This is why we’re building Frequency. Because none of us are meant to rise alone. When we practice active embodiment in safe community, our nervous systems remember what it feels like to heal together.
The ashes may still be warm, but they are also fertile. Whether you’re lying down or beginning to stand, trust that this ground will hold you.
❤️ Daniel Tyack
What’s one small way you choose to rise? 💭
Personal Practice in the Ashes
Breathe Into the Burn
Don’t dodge it. Put your hand directly on the part of your body that feels most raw. The knot in your gut, the pressure in your chest, the ache in your throat. Inhale slowly, exhale longer.

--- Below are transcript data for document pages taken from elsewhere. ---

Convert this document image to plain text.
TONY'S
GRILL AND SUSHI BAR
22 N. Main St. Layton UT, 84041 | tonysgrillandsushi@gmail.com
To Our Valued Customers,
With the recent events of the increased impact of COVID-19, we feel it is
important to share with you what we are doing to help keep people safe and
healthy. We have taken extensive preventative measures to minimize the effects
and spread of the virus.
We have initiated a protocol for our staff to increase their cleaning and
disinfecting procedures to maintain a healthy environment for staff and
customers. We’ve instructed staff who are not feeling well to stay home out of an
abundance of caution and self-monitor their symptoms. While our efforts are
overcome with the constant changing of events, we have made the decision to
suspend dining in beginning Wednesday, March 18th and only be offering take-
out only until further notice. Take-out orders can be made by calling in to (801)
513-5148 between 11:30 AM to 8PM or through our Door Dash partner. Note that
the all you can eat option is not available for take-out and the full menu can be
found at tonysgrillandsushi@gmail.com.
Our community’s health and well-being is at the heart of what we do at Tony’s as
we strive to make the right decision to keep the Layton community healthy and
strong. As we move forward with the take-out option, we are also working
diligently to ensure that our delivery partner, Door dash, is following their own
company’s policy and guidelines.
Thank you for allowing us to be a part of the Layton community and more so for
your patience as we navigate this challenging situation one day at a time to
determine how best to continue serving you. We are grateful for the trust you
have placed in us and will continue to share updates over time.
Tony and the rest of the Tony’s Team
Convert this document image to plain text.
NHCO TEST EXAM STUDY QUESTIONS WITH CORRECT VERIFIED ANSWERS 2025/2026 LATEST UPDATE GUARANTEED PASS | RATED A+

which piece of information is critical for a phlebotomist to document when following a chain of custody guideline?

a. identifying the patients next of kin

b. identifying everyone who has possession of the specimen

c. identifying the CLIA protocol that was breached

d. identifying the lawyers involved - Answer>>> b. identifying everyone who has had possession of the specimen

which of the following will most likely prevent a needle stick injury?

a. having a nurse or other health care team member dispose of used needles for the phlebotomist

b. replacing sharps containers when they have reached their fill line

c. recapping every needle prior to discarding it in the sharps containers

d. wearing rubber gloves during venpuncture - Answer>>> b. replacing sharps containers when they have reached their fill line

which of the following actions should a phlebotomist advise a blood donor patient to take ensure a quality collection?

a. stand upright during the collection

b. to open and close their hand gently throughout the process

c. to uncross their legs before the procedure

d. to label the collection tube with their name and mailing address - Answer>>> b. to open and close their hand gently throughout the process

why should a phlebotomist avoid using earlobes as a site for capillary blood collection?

Say out loud: I can hold this.
When you breathe through pain instead of running from it, you teach your nervous system that intensity doesn’t equal danger. The vagus nerve calms, cortisol levels begin to drop, and resilience starts wiring itself into your body.
Choose one Word
In the middle of the chaos, claim one quality you want to rise with. Courage, steadiness, belonging, compassion, bravery. Don’t whisper it like an affirmation; speak it like a vow. Say it while your body is still buzzing with adrenaline. That heightened state is when your brain is most plastic, most open to new wiring. You’re not just talking yourself up, you’re literally carving new tracks in your nervous system for who you are becoming.
Move an Inch
If you’ve been lying in the metaphorical ashes, rise just enough to feel your feet under you. Take one deliberate action, stand, stretch, step outside, text someone honest. Your body learns safety by experience, not theory.
Each micro-movement in the face of rawness sends a signal: I won’t collapse here. Those inches, repeated, create entirely new feedback loops of stability and self-trust.